Current valuations better reflect the higher risk investors in smaller firms face vis-a-vis the blue-chip companies comprising the Sensex. But it’s also important to note that the smaller firms had generated much higher returns for investors during the bull run between April 2003 and January 2008. These indices offered compounded annual returns of as high as 62% and 63.3%, respectively, until January this year. For investors who stuck to blue chips represented by the Nifty, the return between April 2003 and January 2008 was lower at 47.4%.

Also seeMixed Trend

After the sharp correction since January, however, the outperformance of these indices in terms of annual returns has also fallen sharply. While the Nifty has generated compounded annual returns of 22.8% between April 2003 and October 2008, those of the Nifty Junior and the CNX Midcap index stand at 26.4% and 30%, respectively.

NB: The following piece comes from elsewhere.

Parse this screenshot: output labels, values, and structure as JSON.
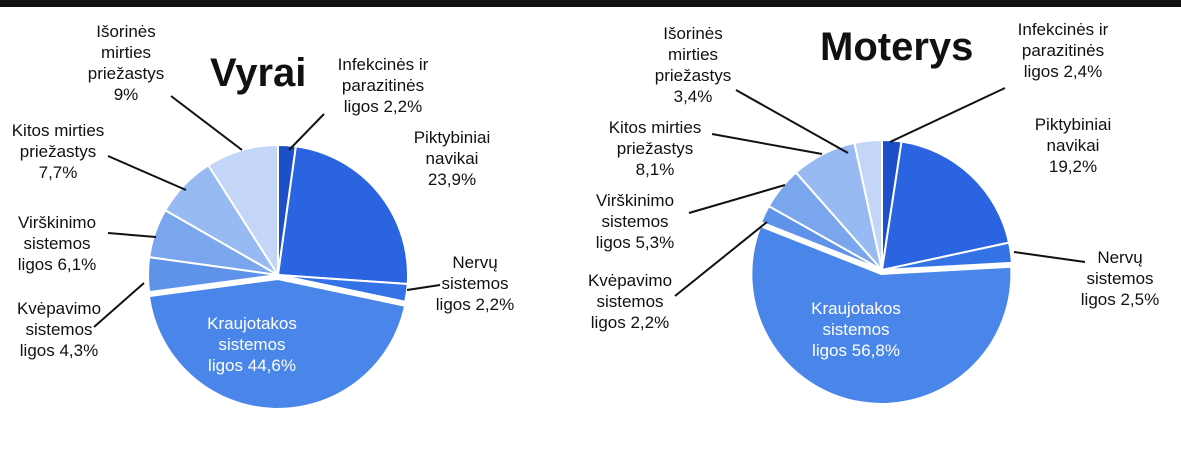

The relatively narrow difference makes one wonder whether it’s worth taking the risk associated with mid- and small-cap stocks. After all, if the bearish phase continues, the differential could narrow further.

Needless to say, the above results are based on market indices and may not be true across all stocks and sectors. There would well be some mid- and small-cap stocks that have generated much higher returns. Still, the onus of booking profit at the right time seems to be much more on mid-cap investors, compared to those who stick to large-cap stocks.